SCIENTISTS have long been perplexed by a question: how many galaxies are there in the universe? Taking a census of the galaxies is like counting the grains of sand on a beach.
But thanks to the Hubble Space Telescope, they have now come up with an estimate: 125 billion.
Arriving at a consensus is probably impossible as the numbers can be 'astronomical', say scientists of the American Astronomical Society. Just three years ago, the count was only 50 billion.

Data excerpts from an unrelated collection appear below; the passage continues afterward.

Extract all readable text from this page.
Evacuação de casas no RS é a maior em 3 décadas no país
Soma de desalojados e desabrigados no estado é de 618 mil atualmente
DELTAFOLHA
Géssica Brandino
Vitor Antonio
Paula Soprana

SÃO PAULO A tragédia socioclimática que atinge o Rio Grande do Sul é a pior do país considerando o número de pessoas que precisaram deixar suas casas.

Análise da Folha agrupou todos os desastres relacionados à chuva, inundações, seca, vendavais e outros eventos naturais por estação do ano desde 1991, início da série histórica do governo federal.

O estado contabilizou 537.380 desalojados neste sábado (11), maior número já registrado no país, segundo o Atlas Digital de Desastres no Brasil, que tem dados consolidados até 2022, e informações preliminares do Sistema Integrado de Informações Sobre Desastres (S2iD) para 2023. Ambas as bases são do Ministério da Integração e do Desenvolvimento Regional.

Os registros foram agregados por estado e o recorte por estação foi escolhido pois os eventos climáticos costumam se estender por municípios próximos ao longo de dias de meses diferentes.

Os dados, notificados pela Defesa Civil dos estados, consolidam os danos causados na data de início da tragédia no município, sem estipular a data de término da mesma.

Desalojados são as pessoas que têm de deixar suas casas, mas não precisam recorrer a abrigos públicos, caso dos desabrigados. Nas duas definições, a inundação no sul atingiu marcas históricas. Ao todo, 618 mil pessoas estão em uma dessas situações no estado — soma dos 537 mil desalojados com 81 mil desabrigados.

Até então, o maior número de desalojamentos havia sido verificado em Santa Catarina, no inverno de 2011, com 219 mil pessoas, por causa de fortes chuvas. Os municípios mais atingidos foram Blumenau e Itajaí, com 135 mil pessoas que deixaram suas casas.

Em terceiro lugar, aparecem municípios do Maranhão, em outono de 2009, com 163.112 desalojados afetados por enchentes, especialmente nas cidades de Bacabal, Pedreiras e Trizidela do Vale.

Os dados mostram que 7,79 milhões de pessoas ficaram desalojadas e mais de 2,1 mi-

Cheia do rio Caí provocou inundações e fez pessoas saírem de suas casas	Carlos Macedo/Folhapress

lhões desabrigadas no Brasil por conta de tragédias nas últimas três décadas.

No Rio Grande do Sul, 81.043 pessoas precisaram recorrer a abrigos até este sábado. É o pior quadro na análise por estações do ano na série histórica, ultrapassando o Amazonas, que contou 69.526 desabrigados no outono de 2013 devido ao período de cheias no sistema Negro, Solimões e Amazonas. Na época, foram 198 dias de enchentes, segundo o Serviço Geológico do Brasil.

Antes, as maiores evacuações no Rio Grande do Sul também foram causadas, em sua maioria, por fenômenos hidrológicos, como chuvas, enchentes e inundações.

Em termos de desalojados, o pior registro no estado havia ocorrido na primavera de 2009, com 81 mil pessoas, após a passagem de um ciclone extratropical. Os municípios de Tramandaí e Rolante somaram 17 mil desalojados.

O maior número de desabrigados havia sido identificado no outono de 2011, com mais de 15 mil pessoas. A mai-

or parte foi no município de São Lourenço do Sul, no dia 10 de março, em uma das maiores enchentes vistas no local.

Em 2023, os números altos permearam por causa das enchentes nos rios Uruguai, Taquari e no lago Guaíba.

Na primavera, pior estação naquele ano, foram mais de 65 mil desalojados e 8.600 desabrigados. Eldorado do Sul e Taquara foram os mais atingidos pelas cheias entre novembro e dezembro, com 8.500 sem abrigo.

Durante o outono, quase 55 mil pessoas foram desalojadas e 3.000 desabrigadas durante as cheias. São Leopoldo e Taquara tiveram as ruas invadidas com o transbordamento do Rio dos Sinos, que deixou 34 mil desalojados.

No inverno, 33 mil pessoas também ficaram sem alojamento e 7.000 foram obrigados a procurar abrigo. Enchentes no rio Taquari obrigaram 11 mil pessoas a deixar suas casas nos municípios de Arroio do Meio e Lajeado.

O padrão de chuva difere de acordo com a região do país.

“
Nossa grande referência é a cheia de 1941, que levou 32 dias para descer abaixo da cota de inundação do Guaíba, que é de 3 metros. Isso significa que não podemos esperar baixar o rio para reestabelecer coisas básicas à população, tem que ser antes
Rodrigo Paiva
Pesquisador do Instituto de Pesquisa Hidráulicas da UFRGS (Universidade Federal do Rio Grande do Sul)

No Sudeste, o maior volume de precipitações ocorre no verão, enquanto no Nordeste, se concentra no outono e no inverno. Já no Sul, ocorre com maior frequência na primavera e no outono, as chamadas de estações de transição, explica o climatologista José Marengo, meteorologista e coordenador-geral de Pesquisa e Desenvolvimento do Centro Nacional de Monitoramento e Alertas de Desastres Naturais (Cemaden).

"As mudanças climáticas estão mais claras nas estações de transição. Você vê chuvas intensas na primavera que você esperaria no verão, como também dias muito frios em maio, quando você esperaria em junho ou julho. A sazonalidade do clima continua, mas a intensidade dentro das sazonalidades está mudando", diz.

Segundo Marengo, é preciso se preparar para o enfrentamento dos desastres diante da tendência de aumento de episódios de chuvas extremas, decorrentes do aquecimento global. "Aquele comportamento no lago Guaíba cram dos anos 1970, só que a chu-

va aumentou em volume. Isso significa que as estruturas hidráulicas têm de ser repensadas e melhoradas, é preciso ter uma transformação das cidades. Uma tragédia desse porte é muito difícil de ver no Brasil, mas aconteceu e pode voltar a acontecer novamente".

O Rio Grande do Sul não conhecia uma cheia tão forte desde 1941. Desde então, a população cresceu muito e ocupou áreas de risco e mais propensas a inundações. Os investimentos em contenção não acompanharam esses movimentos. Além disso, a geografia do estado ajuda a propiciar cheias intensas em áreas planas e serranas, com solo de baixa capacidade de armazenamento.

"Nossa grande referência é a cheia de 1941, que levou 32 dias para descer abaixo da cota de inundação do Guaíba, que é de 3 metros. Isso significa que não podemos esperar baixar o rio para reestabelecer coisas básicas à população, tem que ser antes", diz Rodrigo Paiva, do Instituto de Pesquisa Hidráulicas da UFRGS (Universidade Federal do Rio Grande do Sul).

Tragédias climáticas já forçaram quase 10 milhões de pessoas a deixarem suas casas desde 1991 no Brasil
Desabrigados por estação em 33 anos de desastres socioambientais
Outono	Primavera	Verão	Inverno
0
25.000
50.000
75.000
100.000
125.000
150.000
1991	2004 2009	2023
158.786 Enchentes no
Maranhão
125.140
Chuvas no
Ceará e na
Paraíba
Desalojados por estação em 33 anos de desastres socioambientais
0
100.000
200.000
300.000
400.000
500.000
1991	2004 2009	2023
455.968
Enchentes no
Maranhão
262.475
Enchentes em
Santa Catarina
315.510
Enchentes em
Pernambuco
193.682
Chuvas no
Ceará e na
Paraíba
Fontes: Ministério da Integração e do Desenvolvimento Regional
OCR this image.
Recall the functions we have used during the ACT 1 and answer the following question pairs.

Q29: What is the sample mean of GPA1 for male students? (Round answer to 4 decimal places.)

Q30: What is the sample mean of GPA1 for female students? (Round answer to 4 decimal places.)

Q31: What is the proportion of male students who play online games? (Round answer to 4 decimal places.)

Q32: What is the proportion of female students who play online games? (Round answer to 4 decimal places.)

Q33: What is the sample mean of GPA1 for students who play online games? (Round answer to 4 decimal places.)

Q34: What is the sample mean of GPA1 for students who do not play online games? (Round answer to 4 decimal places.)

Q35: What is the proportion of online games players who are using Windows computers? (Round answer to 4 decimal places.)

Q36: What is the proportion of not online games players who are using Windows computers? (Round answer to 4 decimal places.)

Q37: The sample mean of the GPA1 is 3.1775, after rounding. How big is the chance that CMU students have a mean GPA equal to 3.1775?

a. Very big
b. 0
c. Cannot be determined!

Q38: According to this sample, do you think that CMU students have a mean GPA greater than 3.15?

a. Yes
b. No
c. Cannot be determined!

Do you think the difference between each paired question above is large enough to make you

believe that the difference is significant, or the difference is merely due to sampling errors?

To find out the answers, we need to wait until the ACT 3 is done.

It was subsequently updated to 80 billion.
Scientists say the new figure does not mean that there has been an increase in galactic births, but is an improvement in the Hubble telescope's ability to look further into the universe, even to the first epoch in which matter coalesced into stars and stars congregated in vast galaxies.
The latest observations have detected some faint galaxies so far away that scientists say they were probably formed when the Universe was no more than one billion years old.
"The new estimate was derived from the Hubble telescope's observations of a small patch of southern sky taken over a 10-day period in October," said Henry Ferguson, an astronomer at the Space Telescope science Institute in Baltimore, USA called the Hubble Deep Field South, the pictures were a sequel to a similar survey of a part of the northern sky in late 1995.
These pictures were possible only because of the two new instruments of the Hubble telescope. One is a camera for recording objects that can detect galaxies otherwise obscured by dust. The other is an imaging spectrograph that produced some of the deepest optical pictures ever taken, say scientists.